Used to me as he was, this still made Denny’s jaw drop. He glanced from me to the cheese, plainly thinking that fever must have set in with unusual speed and severity.
“Penicillin,” I said, swallowing and waving a hand at the cheese. My mouth felt sticky from the laudanum. “The mold that makes that sort of cheese is a species of Penicillium. Use the stuff from the veins.”
Denny shut his mouth and nodded, determined.
“I will. But we must begin soon, Claire. The light is going.”
The light was going, and the sense of urgency in the room was palpable. But Mrs.

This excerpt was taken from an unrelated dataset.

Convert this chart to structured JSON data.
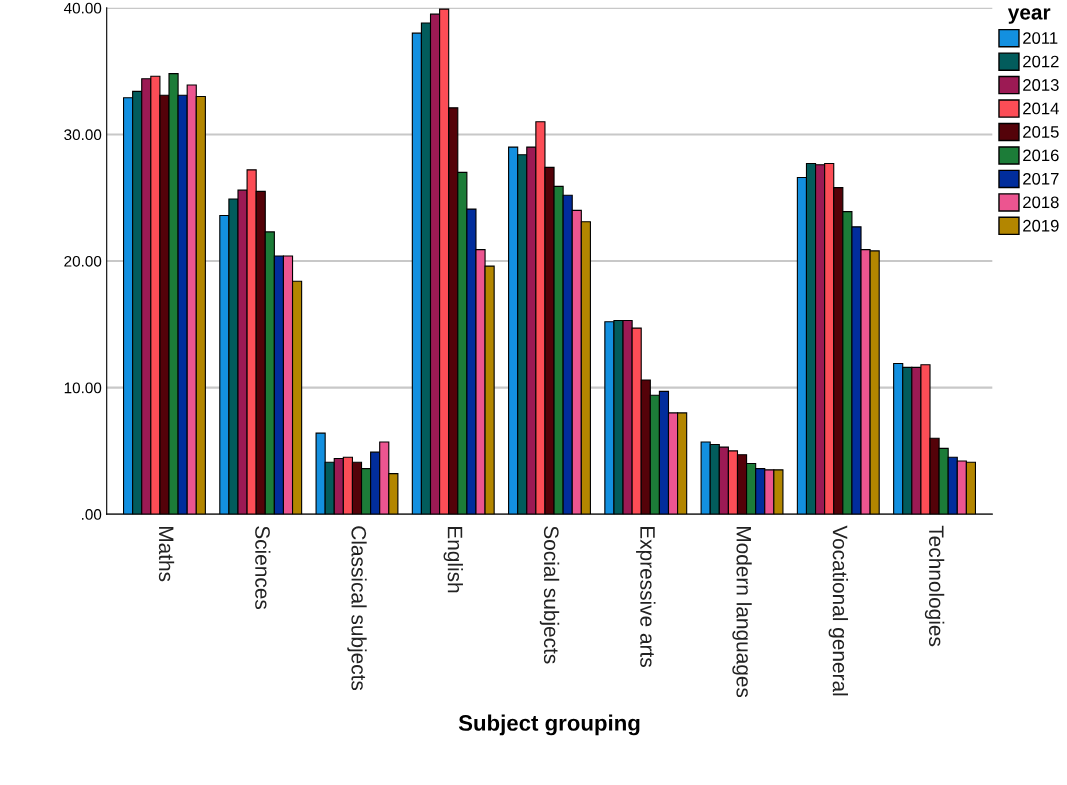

Macken brought more candles, and Denny assured me that it was a simple operation; he would do quite as well by candlelight.
More laudanum. I was beginning to feel it—a not unpleasant dizzy sensation—and I made Jamie lay me down again. The pain was definitely less.
“Give me a bit more,” I said, and my voice didn’t seem to belong to me.
I took as deep a breath as I could and eased myself into a good position, looking with distaste at the leather gag that lay beside me. Someone—perhaps Dr. Leckie—had slit my shift up the side earlier in the proceedings. I spread the edges of the opening wide and stretched out my hand to Jamie.